I have a sister, I have a brother,
  A faithful hound, a tame white dove; 10
But I had another, once I had another,
  And I miss him, my love, my love!

In this weary world it is so cold, so cold,
  While I sit here all alone;
I would not like to wait and to grow old,
  But just to be dead and gone.

Make me fair when I lie dead on my bed,
  Fair where I am lying:
Perhaps he may come and look upon me dead—
  He for whom I am dying. 20

Dig my grave for two, with a stone to show it,
  And on the stone write my name;
If he never comes, I shall never know it,
  But sleep on all the same.

TWILIGHT NIGHT

(The Argosy, March 1866.)

I

We met, hand to hand,
  We clasped hands close and fast,
As close as oak and ivy stand;
  But it is past:
  Come day, come night, day comes at last.

We loosed hand from hand,
  We parted face from face;
Each went his way to his own land.
  At his own pace,
  Each went to fill his separate place. 10

If we should meet one day,
  If both should not forget,
We shall clasp hands the accustomed way,
  As when we met
So long ago, as I remember yet.

II

Where my heart is (wherever that may be)
  Might I but follow!
If you fly thither over heath and lea,
O honey-seeking bee,
  O careless swallow, 20
Bid some for whom I watch keep watch for me.
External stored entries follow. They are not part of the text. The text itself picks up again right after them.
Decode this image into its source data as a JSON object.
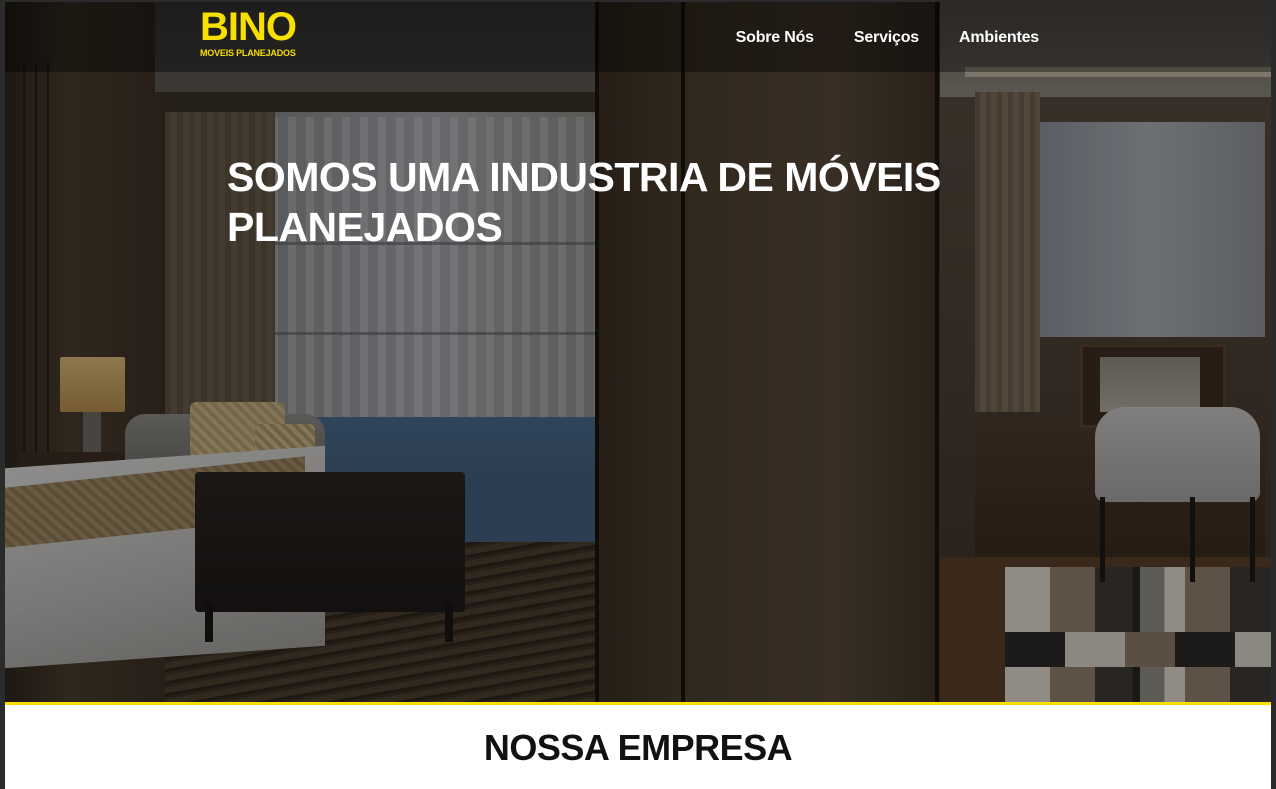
{
  "brand": {
    "name": "BINO",
    "tagline": "MOVEIS PLANEJADOS",
    "accent_color": "#f7df00"
  },
  "nav": {
    "items": [
      {
        "label": "Sobre Nós"
      },
      {
        "label": "Serviços"
      },
      {
        "label": "Ambientes"
      }
    ]
  },
  "hero": {
    "title": "SOMOS UMA INDUSTRIA DE MÓVEIS PLANEJADOS",
    "background": "bedroom-interior-photo"
  },
  "section": {
    "title": "NOSSA EMPRESA"
  }
}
Alas! that we must dwell, my heart and I,
  So far asunder.
Hours wax to days, and days and days creep by;
I watch with wistful eye,
I wait and wonder:
When will that day draw nigh—that hour draw nigh?

Not yesterday, and not, I think, to-day;
  Perhaps to-morrow.
Day after day 'to-morrow' thus I say: 30
I watched so yesterday
  In hope and sorrow,
Again to-day I watch the accustomed way.